The 16th Edition of the Malawi Economic Monitor, titled, Planning Beyond the Next Harvest: Advancing Economic Stability and Agricultural Commercialization shows the emerging impacts of the economic crisis where higher government spending continues to widen the fiscal deficit, exerting pressure on the government’s fiscal consolidation plans. Malawi’s public debt is currently assessed to be in distress, though ongoing debt restructuring negotiations will help ensure debt sustainability over the medium term.
Meanwhile, the impact of the crisis on the private sector is increasingly clear: according to a new World Bank survey of 1,200 small businesses, two-thirds report a decrease in sales compared to a year earlier, a fall driven in particular by an increase in costs for inputs. Three-quarters of businesses consider the unavailability of foreign exchange a threat to their profitability.
The government has taken important steps to counter the effects of the slowdown by stabilizing the economy and improving economic growth.

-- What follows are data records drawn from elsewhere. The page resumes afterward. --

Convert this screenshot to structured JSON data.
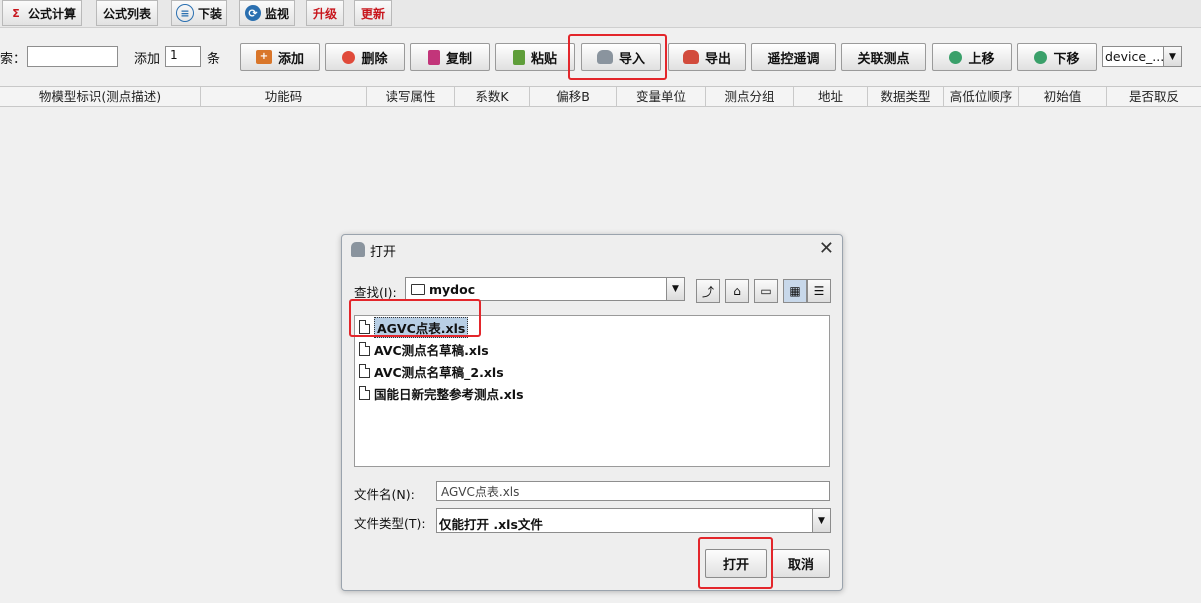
{
  "topbar": {
    "formula_calc": "公式计算",
    "formula_list": "公式列表",
    "download": "下装",
    "monitor": "监视",
    "upgrade": "升级",
    "update": "更新"
  },
  "toolbar": {
    "search_label": "索：",
    "search_value": "",
    "add_label": "添加",
    "add_count": "1",
    "add_unit": "条",
    "btn_add": "添加",
    "btn_delete": "删除",
    "btn_copy": "复制",
    "btn_paste": "粘贴",
    "btn_import": "导入",
    "btn_export": "导出",
    "btn_remote": "遥控遥调",
    "btn_link": "关联测点",
    "btn_up": "上移",
    "btn_down": "下移",
    "device_select": "device_..."
  },
  "table": {
    "columns": [
      "物模型标识(测点描述)",
      "功能码",
      "读写属性",
      "系数K",
      "偏移B",
      "变量单位",
      "测点分组",
      "地址",
      "数据类型",
      "高低位顺序",
      "初始值",
      "是否取反"
    ]
  },
  "dialog": {
    "title": "打开",
    "lookin_label": "查找(I):",
    "lookin_value": "mydoc",
    "files": [
      "AGVC点表.xls",
      "AVC测点名草稿.xls",
      "AVC测点名草稿_2.xls",
      "国能日新完整参考测点.xls"
    ],
    "filename_label": "文件名(N):",
    "filename_value": "AGVC点表.xls",
    "filetype_label": "文件类型(T):",
    "filetype_value": "仅能打开 .xls文件",
    "open_button": "打开",
    "cancel_button": "取消"
  },
  "colors": {
    "highlight": "#e3262b",
    "selection": "#b8cfe5"
  }
}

The MEM calls for accelerating these efforts by i) implementing the macroeconomic reforms the government has announced, which include building up foreign reserves, achieving fiscal consolidation, and returning debt to a sustainable path; ii) advancing agricultural commercialization, improving the productivity of firms, and increasing and diversifying exports; iii) protecting the poor and strengthening their resilience by expanding the Social Cash Transfer Program and prioritizing the delivery of social services to the most vulnerable.
“While some of the prospects for Malawi’s economy are conditional on an improvement in external conditions, the measures taken by the government to reduce the fiscal and external deficits-including progressing discussions on debt restructuring and the announcement of a less expensive and better targeted Affordable Input Program, AIP-are steps in the right direction and will help address the ongoing crisis,” says Hugh Riddell, World Bank Country Manager for Malawi.

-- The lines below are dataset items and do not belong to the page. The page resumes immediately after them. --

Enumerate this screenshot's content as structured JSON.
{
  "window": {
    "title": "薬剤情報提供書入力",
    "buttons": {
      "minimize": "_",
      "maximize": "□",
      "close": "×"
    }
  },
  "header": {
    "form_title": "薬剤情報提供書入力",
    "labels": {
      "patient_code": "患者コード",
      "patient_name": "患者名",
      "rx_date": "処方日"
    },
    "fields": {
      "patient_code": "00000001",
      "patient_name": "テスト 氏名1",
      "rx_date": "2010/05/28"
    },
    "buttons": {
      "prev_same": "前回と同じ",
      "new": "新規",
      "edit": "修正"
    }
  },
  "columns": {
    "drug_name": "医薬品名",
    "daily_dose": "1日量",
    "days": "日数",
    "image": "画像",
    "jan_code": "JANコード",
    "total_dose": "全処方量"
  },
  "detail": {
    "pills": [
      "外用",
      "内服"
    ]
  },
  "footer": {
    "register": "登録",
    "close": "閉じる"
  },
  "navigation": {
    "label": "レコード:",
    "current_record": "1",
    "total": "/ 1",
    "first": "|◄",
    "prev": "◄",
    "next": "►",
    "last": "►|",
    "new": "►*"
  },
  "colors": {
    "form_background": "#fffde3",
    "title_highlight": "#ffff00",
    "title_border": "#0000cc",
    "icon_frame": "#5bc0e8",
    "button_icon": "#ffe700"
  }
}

The MEM’s section on agricultural commercialization says smallholder agricultural production in Malawi is structured in such a way that it cannot sustain the reduction of poverty on a wide scale. To transform the rural economy, it recommends focusing on the potential of smallholder agricultural commercialization. The Economic Monitor highlights the diverse livelihood strategies that are already a reality in rural Malawi, given that the median farming household only derives 21 percent of its annual per capita income from agriculture itself. But it also says the current design of major agricultural support programs, such as the AIP, directly affects the agriculture sector and limits the fiscal space by consuming a significant share of foreign exchange-the impact of which reverberates through the overall economy. Such programs have done little, it says, to stimulate the agricultural transformation process that Malawi urgently needs to generate economic growth and create jobs.
The MEM calls for prioritizing the creation of a vibrant commercial smallholder sector that would give rise to better on- and off-farm livelihood opportunities to spark rural economic growth by strengthening existing agricultural market mechanisms. It recommends improving the business and investment environment and investing in productive infrastructure.
The MEM provides a bi-annual analysis of economic and structural development issues in Malawi.